Computer simulations of saturated organic molecules being bombarded by high-energy photons and particles have led an international team of researchers to propose fresh ideas surrounding how complex unsaturated molecules form in dense interstellar clouds.

As technologies that allow us to observe interstellar media develop, scientists are discovering that more complex organic molecules are surprisingly abundant in space. ‘These organic molecules are ubiquitous in the universe, so anywhere you point your telescope you can see organic molecules, some of which are precursors to amino acids or nuclear bases,’ says Felipe Fantuzzi of the University of Kent in the UK, who co-led the work. ‘To understand how these molecules that are essential to life are formed, and how they are delivered to planets, I think, is the most important question in astrochemistry,’ he adds.

Specifically, understanding how unsaturated molecules form in interstellar media is essential to explain the chemical diversity of molecular clouds such as Sagittarius B2, a molecular cloud complex found close to the centre of the Milky Way. ‘The carbon–carbon double bond is rife for oxidation mechanisms, so that’s where you start to see some really interesting chemistry and the formation of unique functional groups,’ says Julia Lehman an expert in interstellar spectroscopy at the University of Birmingham, UK, who wasn’t involved in the research.

Fantuzzi and their co-workers used Born–Oppenheimer molecular dynamics simulations to investigate how cosmic rays and x-rays that penetrate dense molecular clouds, ionise and fragment saturated molecules into unsaturated products. They focused on four key molecules with a high degree of saturation – ethanolamine, propanol, butanenitrile and glycolamide – which are found in molecular clouds and seen as potential precursors to more complex biomolecules. While Born–Oppenheimer molecular dynamics has been used to study molecular fragmentation in the past, this is the first time it was applied to the field of astrochemistry. ‘Essentially you are running a classical molecular dynamics simulation, but for every step of the dynamics, you are also solving the Schrodinger equation,’ explains Fantuzzi. This technique allowed the researchers to study the electronic structure of the radicals formed under high energy processes, and from that, they proposed a series of fragmentation routes that favour structures with the highest possible number of π bonds.

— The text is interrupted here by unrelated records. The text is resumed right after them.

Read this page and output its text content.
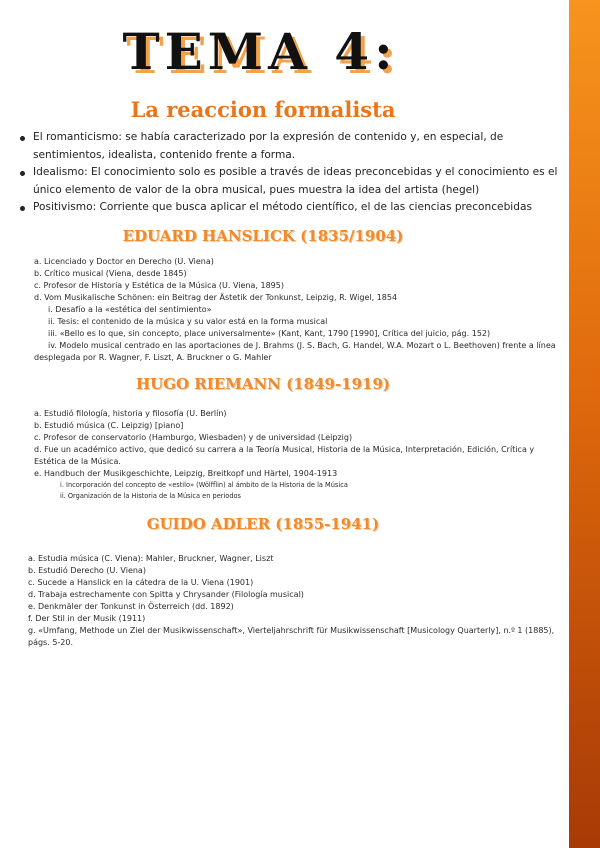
TEMA 4:
La reaccion formalista
El romanticismo: se había caracterizado por la expresión de contenido y, en especial, de sentimientos, idealista, contenido frente a forma.
Idealismo: El conocimiento solo es posible a través de ideas preconcebidas y el conocimiento es el único elemento de valor de la obra musical, pues muestra la idea del artista (hegel)
Positivismo: Corriente que busca aplicar el método científico, el de las ciencias preconcebidas
EDUARD HANSLICK (1835/1904)
a. Licenciado y Doctor en Derecho (U. Viena)
b. Crítico musical (Viena, desde 1845)
c. Profesor de Historia y Estética de la Música (U. Viena, 1895)
d. Vom Musikalische Schönen: ein Beitrag der Ästetik der Tonkunst, Leipzig, R. Wigel, 1854
i. Desafío a la «estética del sentimiento»
ii. Tesis: el contenido de la música y su valor está en la forma musical
iii. «Bello es lo que, sin concepto, place universalmente» (Kant, Kant, 1790 [1990], Crítica del juicio, pág. 152)
iv. Modelo musical centrado en las aportaciones de J. Brahms (J. S. Bach, G. Handel, W.A. Mozart o L. Beethoven) frente a línea desplegada por R. Wagner, F. Liszt, A. Bruckner o G. Mahler
HUGO RIEMANN (1849-1919)
a. Estudió filología, historia y filosofía (U. Berlín)
b. Estudió música (C. Leipzig) [piano]
c. Profesor de conservatorio (Hamburgo, Wiesbaden) y de universidad (Leipzig)
d. Fue un académico activo, que dedicó su carrera a la Teoría Musical, Historia de la Música, Interpretación, Edición, Crítica y Estética de la Música.
e. Handbuch der Musikgeschichte, Leipzig, Breitkopf und Härtel, 1904-1913
i. Incorporación del concepto de «estilo» (Wölfflin) al ámbito de la Historia de la Música
ii. Organización de la Historia de la Música en periodos
GUIDO ADLER (1855-1941)
a. Estudia música (C. Viena): Mahler, Bruckner, Wagner, Liszt
b. Estudió Derecho (U. Viena)
c. Sucede a Hanslick en la cátedra de la U. Viena (1901)
d. Trabaja estrechamente con Spitta y Chrysander (Filología musical)
e. Denkmäler der Tonkunst in Österreich (dd. 1892)
f. Der Stil in der Musik (1911)
g. «Umfang, Methode un Ziel der Musikwissenschaft», Vierteljahrschrift für Musikwissenschaft [Musicology Quarterly], n.º 1 (1885), págs. 5-20.
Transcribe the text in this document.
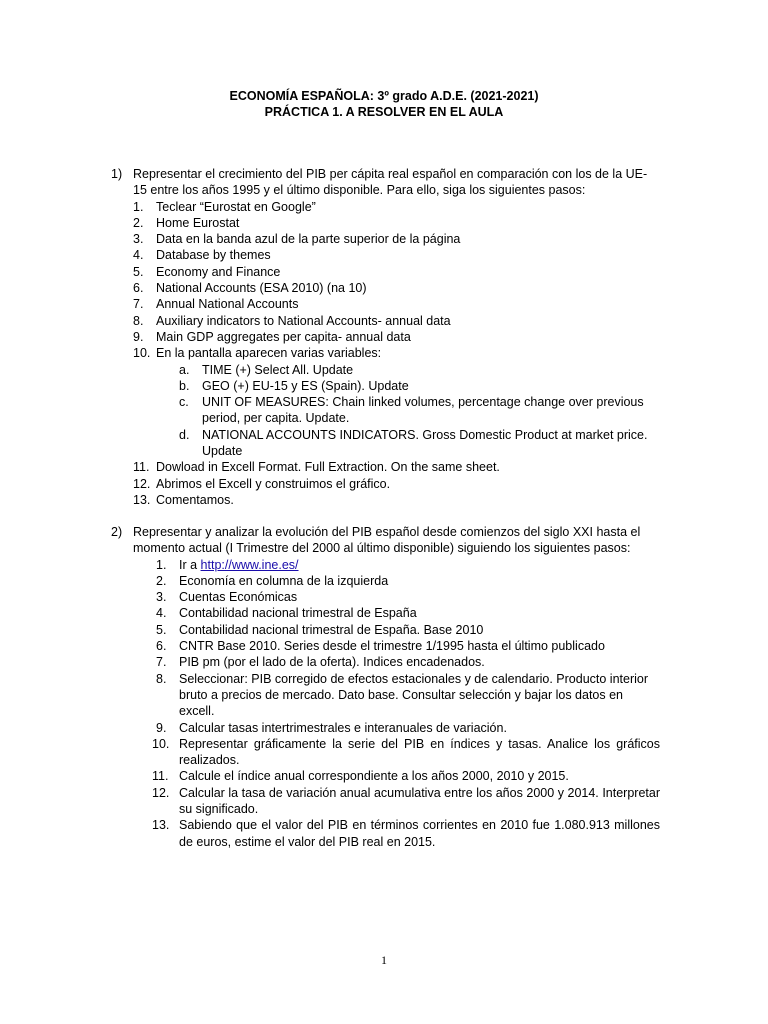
ECONOMÍA ESPAÑOLA: 3º grado A.D.E. (2021-2021)
PRÁCTICA 1. A RESOLVER EN EL AULA
1) Representar el crecimiento del PIB per cápita real español en comparación con los de la UE-15 entre los años 1995 y el último disponible. Para ello, siga los siguientes pasos:
1. Teclear “Eurostat en Google”
2. Home Eurostat
3. Data en la banda azul de la parte superior de la página
4. Database by themes
5. Economy and Finance
6. National Accounts (ESA 2010) (na 10)
7. Annual National Accounts
8. Auxiliary indicators to National Accounts- annual data
9. Main GDP aggregates per capita- annual data
10. En la pantalla aparecen varias variables:
a. TIME (+) Select All. Update
b. GEO (+) EU-15 y ES (Spain). Update
c. UNIT OF MEASURES: Chain linked volumes, percentage change over previous period, per capita. Update.
d. NATIONAL ACCOUNTS INDICATORS. Gross Domestic Product at market price. Update
11. Dowload in Excell Format. Full Extraction. On the same sheet.
12. Abrimos el Excell y construimos el gráfico.
13. Comentamos.
2) Representar y analizar la evolución del PIB español desde comienzos del siglo XXI hasta el momento actual (I Trimestre del 2000 al último disponible) siguiendo los siguientes pasos:
1. Ir a http://www.ine.es/
2. Economía en columna de la izquierda
3. Cuentas Económicas
4. Contabilidad nacional trimestral de España
5. Contabilidad nacional trimestral de España. Base 2010
6. CNTR Base 2010. Series desde el trimestre 1/1995 hasta el último publicado
7. PIB pm (por el lado de la oferta). Indices encadenados.
8. Seleccionar: PIB corregido de efectos estacionales y de calendario. Producto interior bruto a precios de mercado. Dato base. Consultar selección y bajar los datos en excell.
9. Calcular tasas intertrimestrales e interanuales de variación.
10. Representar gráficamente la serie del PIB en índices y tasas. Analice los gráficos realizados.
11. Calcule el índice anual correspondiente a los años 2000, 2010 y 2015.
12. Calcular la tasa de variación anual acumulativa entre los años 2000 y 2014. Interpretar su significado.
13. Sabiendo que el valor del PIB en términos corrientes en 2010 fue 1.080.913 millones de euros, estime el valor del PIB real en 2015.
1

They identified 56 cationic fragments that could be formed from the four saturated molecules under the high energy conditions of Sagittarius B2. Most of these fragments contain at least one π bond. Of these unsaturated fragments, 21 have already been observed in interstellar media so the high energy events described in this study could explain their formation. However, a considerable proportion have not yet been detected experimentally and are proposed by the team as potential targets for future investigation by spectroscopists.

‘The researchers have done a really good job of looking into one possible route towards the formation of unsaturated molecules, but it opens up a lot of other questions,’ says Lehman. For example, she’d like to know what reactions take place following the fragmentation and what fragmentation happens under lower energy conditions. ‘If these molecules are theorised to be there, then we need to turn around and start characterising these in the lab so that the observationalists can then detect them.’